Well, actually I did. Some time ago I started to read the Book of Mormon so that I would be at least somewhat familiar with it for just such occasions. The first thing that struck me was that the language was so strikingly similar to that used in the King James translation of the Bible. That was my question. Why was the Book of Mormon, "translated" in the 1800's, translated into the language of 1600's England?

This is where the "Elder" of the pair jumped in to take over the conversation. I think that is usually a good sign that you have them off their talking points. His answer was that it was the language God chose to supernaturally guide the translation into. I pointed out that the translation of the KJV bible was not supernaturally guided by God, but he disagreed, saying that both the KJV and the Book of Mormon were supernaturally translated.

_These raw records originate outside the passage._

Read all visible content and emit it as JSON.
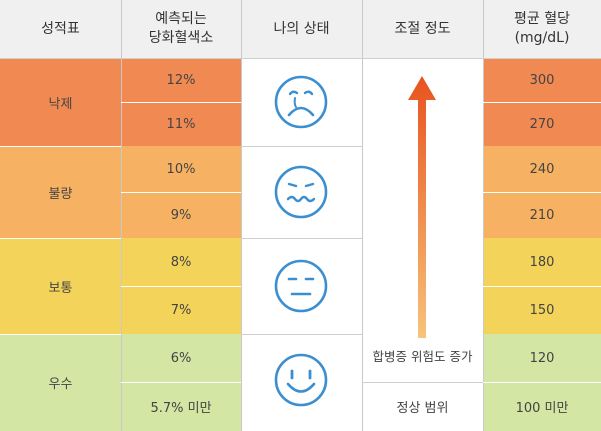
{
  "headers": {
    "grade": "성적표",
    "hba1c": "예측되는\n당화혈색소",
    "state": "나의 상태",
    "control": "조절 정도",
    "glucose": "평균 혈당\n(mg/dL)"
  },
  "grades": [
    "낙제",
    "불량",
    "보통",
    "우수"
  ],
  "hba1c_values": [
    "12%",
    "11%",
    "10%",
    "9%",
    "8%",
    "7%",
    "6%",
    "5.7% 미만"
  ],
  "glucose_values": [
    "300",
    "270",
    "240",
    "210",
    "180",
    "150",
    "120",
    "100 미만"
  ],
  "faces": [
    "crying-face",
    "nauseated-face",
    "neutral-face",
    "smiling-face"
  ],
  "control": {
    "arrow_label": "합병증 위험도 증가",
    "normal_label": "정상 범위"
  },
  "colors": {
    "fail": "#f08a52",
    "poor": "#f6b262",
    "fair": "#f4d35a",
    "good": "#d3e6a4",
    "icon": "#3b8fd0",
    "arrow_top": "#e8531f",
    "arrow_bottom": "#f7c37a"
  }
}
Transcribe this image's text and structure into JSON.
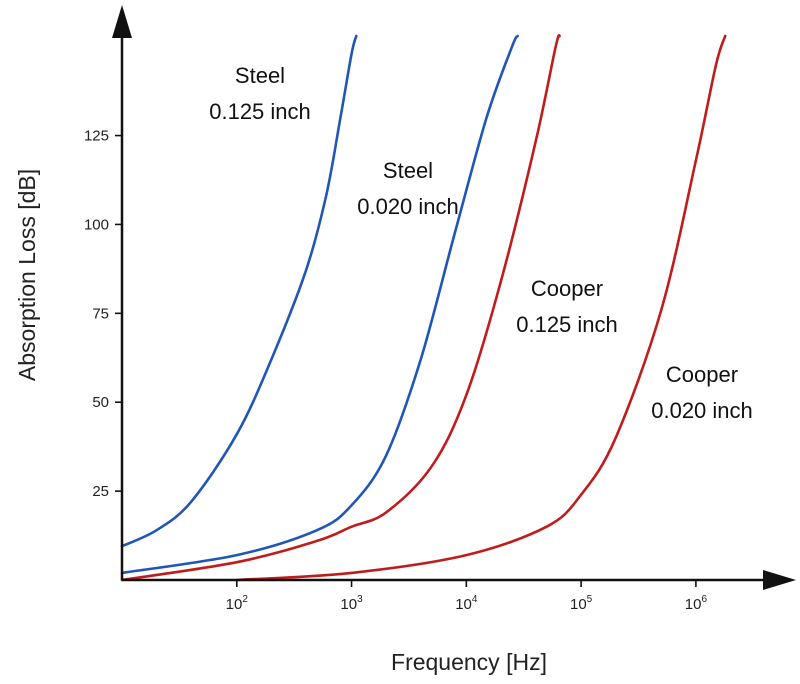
{
  "chart_data": {
    "type": "line",
    "xlabel": "Frequency [Hz]",
    "ylabel": "Absorption Loss [dB]",
    "x_scale": "log",
    "x_ticks": [
      {
        "base": "10",
        "exp": "2",
        "value": 100
      },
      {
        "base": "10",
        "exp": "3",
        "value": 1000
      },
      {
        "base": "10",
        "exp": "4",
        "value": 10000
      },
      {
        "base": "10",
        "exp": "5",
        "value": 100000
      },
      {
        "base": "10",
        "exp": "6",
        "value": 1000000
      }
    ],
    "y_ticks": [
      {
        "label": "25",
        "value": 25
      },
      {
        "label": "50",
        "value": 50
      },
      {
        "label": "75",
        "value": 75
      },
      {
        "label": "100",
        "value": 100
      },
      {
        "label": "125",
        "value": 125
      }
    ],
    "xlim": [
      10,
      4000000
    ],
    "ylim": [
      0,
      153
    ],
    "grid": false,
    "colors": {
      "steel": "#1f56b8",
      "copper": "#c01c1c",
      "axis": "#111111"
    },
    "series": [
      {
        "name": "Steel 0.125 inch",
        "line1": "Steel",
        "line2": "0.125 inch",
        "color": "#1f56b8",
        "x": [
          10,
          20,
          40,
          100,
          200,
          400,
          600,
          800,
          1000,
          1100
        ],
        "y": [
          9.5,
          14,
          22,
          41,
          62,
          87,
          108,
          130,
          148,
          153
        ]
      },
      {
        "name": "Steel 0.020 inch",
        "line1": "Steel",
        "line2": "0.020 inch",
        "color": "#1f56b8",
        "x": [
          10,
          100,
          500,
          1000,
          2000,
          4000,
          8000,
          15000,
          25000,
          28000
        ],
        "y": [
          2,
          7,
          14,
          21,
          35,
          62,
          98,
          130,
          150,
          153
        ]
      },
      {
        "name": "Cooper 0.125 inch",
        "line1": "Cooper",
        "line2": "0.125 inch",
        "color": "#c01c1c",
        "x": [
          10,
          100,
          500,
          1000,
          2000,
          5000,
          10000,
          20000,
          40000,
          60000,
          65000
        ],
        "y": [
          0,
          5,
          11,
          15,
          19,
          32,
          52,
          84,
          123,
          150,
          153
        ]
      },
      {
        "name": "Cooper 0.020 inch",
        "line1": "Cooper",
        "line2": "0.020 inch",
        "color": "#c01c1c",
        "x": [
          100,
          1000,
          10000,
          50000,
          100000,
          200000,
          500000,
          1000000,
          1500000,
          1800000
        ],
        "y": [
          0,
          2,
          7,
          15,
          24,
          40,
          76,
          118,
          145,
          153
        ]
      }
    ]
  }
}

With that, I asked the Mormon Elder if God preferred King James era English . Yes, he believed that God does. So there you have it. A Mormon Elder says that God prefers King James era English to earlier and later versions. That should put an end to all the debate on Bible versions! (note the tongue in cheek here)

I suppose that would have been a good time to ask why they do not speak in that vernacular in their everyday language, but instead I moved on to a much more important point. I brought up the law and how it was there to show us how sinful we are. I pointed out that Paul said ".....that sin by the commandment might become exceeding sinful." (Romans 7:13) Without a proper appreciation of how desperately sinful we are, we can never understand how hopeless our case is without Jesus sacrifice.

That pretty much capped off our conversation. Of course they both agreed with my statements about the law and Jesus sacrifice for sin. But it was the agreement of one speaking a slightly different language than I, and not that of one feeling the conviction of their sins. In retrospect I feel that I should have gone to specific commandments rather than a broad appeal to the law. Given the age of the young men, Jesus statements about adultery may have been just the thing.

Oh well, I will likely get another shot at it yet this summer when they appear on our doorstep!